Все это вышло наружу с надлежащими доказательствами, нашли и скелет, и куклу. Монахи сначала запирались, некоторые имели наглость хохотать и утверждать, что такие вещи вообще невозможны, но тут уж они поступили неумно, потому что все знали, что в храме Шакуника умеют творить чудеса, на этом храм и держался.
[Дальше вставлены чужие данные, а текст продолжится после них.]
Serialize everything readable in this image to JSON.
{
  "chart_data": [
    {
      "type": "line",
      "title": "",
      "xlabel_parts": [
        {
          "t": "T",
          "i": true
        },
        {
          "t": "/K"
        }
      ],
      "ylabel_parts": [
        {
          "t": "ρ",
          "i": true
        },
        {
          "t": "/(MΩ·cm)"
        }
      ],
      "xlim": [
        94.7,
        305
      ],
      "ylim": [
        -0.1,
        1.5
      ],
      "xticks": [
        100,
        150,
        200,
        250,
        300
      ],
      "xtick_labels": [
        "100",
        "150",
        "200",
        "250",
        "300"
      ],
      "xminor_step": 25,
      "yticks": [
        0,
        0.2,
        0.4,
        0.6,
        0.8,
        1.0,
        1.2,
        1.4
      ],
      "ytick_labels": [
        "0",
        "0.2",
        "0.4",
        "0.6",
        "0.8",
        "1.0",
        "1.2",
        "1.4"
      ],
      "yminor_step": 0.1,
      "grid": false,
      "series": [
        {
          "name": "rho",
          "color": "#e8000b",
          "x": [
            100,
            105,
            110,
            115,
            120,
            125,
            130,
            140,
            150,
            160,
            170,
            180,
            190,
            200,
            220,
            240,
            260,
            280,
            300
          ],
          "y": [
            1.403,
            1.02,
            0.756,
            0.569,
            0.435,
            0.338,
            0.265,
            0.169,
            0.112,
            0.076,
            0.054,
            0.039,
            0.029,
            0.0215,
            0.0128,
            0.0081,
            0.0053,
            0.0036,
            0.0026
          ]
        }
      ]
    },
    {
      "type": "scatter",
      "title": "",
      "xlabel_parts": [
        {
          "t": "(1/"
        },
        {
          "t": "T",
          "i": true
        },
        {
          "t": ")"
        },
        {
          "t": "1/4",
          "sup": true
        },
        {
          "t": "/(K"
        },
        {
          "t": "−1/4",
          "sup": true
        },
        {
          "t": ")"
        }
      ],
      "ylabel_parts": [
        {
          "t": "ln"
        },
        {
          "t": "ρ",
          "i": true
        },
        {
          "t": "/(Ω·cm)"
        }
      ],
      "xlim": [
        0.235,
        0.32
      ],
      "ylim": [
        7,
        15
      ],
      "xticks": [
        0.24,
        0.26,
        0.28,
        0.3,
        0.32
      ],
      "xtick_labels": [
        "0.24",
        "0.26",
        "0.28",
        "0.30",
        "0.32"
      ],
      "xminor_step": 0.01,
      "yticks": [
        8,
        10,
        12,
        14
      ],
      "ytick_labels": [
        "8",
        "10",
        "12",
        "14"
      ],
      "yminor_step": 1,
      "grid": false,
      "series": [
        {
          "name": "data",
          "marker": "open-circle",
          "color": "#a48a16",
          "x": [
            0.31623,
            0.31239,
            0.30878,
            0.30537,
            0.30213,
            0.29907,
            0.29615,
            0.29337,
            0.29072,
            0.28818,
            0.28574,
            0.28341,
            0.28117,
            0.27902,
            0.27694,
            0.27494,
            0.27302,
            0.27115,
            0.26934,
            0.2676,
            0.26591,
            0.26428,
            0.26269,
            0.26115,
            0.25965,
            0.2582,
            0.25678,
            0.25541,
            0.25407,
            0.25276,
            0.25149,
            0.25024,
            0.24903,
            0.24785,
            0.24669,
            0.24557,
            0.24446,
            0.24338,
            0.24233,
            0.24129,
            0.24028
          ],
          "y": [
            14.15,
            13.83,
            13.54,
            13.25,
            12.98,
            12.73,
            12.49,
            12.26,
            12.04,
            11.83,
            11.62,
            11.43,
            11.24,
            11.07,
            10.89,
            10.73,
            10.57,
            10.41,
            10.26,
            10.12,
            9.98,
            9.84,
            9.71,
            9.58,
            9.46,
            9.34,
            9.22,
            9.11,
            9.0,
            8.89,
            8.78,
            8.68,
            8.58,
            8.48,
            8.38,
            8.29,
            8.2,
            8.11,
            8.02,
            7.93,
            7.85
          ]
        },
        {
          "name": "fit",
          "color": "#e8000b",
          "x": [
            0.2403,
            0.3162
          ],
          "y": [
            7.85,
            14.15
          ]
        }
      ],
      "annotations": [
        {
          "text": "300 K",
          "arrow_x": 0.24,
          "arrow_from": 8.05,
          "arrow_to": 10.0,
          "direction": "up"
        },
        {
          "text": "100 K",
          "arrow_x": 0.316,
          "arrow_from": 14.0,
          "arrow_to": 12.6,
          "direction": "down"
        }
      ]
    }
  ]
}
Шаваш протолкался сквозь толпу, собравшуюся смотреть на злодеяния монахов, и, взмахнув пропуском, прошел во дворец меж каменных драконов, взвившихся в воздух на широко распахнутых створках ворот, и неподвижных, с выпученными глазами, стражников. Его интересовали совсем другие монахи, кукольных представлений о которых никто не ставил. Шаваш хотел посмотреть все, что имеется в главном архиве ойкумены о желтых монастырях.
Шаваш был из числа тех, кто рассылает циркуляры, а не тех, кто читает книги, – в Небесной Книге он никогда не был, и вблизи огромный ее купол, вздымающийся из каменной площади, сплошь покрытой письменами, произвел на него известное впечатление. Место это было знаменитое, про него рассказывали массу историй. С правой стороны стоял храм, где хранилась Книга Судьбы, и однажды поймали там бесенка, который за взятку вздумал выскоблить в ней пару строчек; а с залой левого книгохранилища случилась еще более скверная история. Бесы пристали к тамошнему смотрителю с просьбой, чтобы он позволил справить им в зале свадьбу; тот, за мзду, согласился. Бесы справили свадьбу, а наутро все буквы в книгах левого книгохранилища перевернулись задом наперед.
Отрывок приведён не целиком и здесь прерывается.